Explain SMBC — the wiki for Saturday Morning Breakfast Cereal

dark-matter

2015-06-28 View on smbc-comics.com → 1 revision
You are viewing an older revision of this explanation (2026-03-14 21:14:15). View current version →
dark-matter
Votey panel for dark-matter
This explanation is incomplete or may contain errors. It was generated by AI and has not yet been reviewed by a human editor.

Explanation

The Joke

A scientist confronts the naming conventions in physics: ordinary matter, which makes up everything we can see and interact with, is only about 5% of the universe, yet the other 95% (dark matter and dark energy) is named as though it is the aberration. The scientist argues that since dark matter and dark energy make up the vast majority of the universe, they should have the normal-sounding name, while regular matter -- the weird minority -- should have the special identifier. He proposes that "dark matter" should be renamed to just "matter," while what we currently call "matter" should be called "clumpy matter" since it is the odd stuff that sticks to itself and forms globby chunks. Another character asks, "Can we talk about this?" and the scientist replies, "Ugh, gimme some space!"

The Humor

The joke hinges on a legitimate quirk of scientific nomenclature. Dark matter and dark energy together constitute roughly 95% of the mass-energy content of the universe, yet they are defined relative to ordinary matter as the "dark" (i.e., mysterious, unknown) version.
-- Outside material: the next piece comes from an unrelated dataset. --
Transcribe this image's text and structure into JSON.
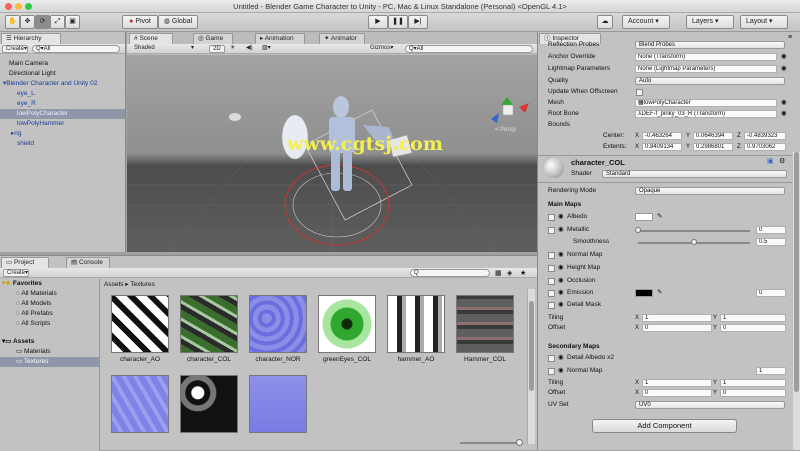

The scientist's logic is sound in a pedantic way: the majority should get the default name, and the minority should get the qualifier. The proposed rename of ordinary matter to "clumpy matter" is both technically accurate (ordinary matter does clump into structures like stars, planets, and people) and hilariously undignified. The final pun -- "gimme some space" -- works both as an annoyed dismissal and as a physics joke, since space itself is mostly made of the dark stuff.

References

The comic references the cosmological discovery that ordinary (baryonic) matter makes up only about 5% of the total mass-energy of the observable universe, with dark matter comprising about 27% and dark energy about 68%, according to observations from the Planck satellite and other cosmological surveys.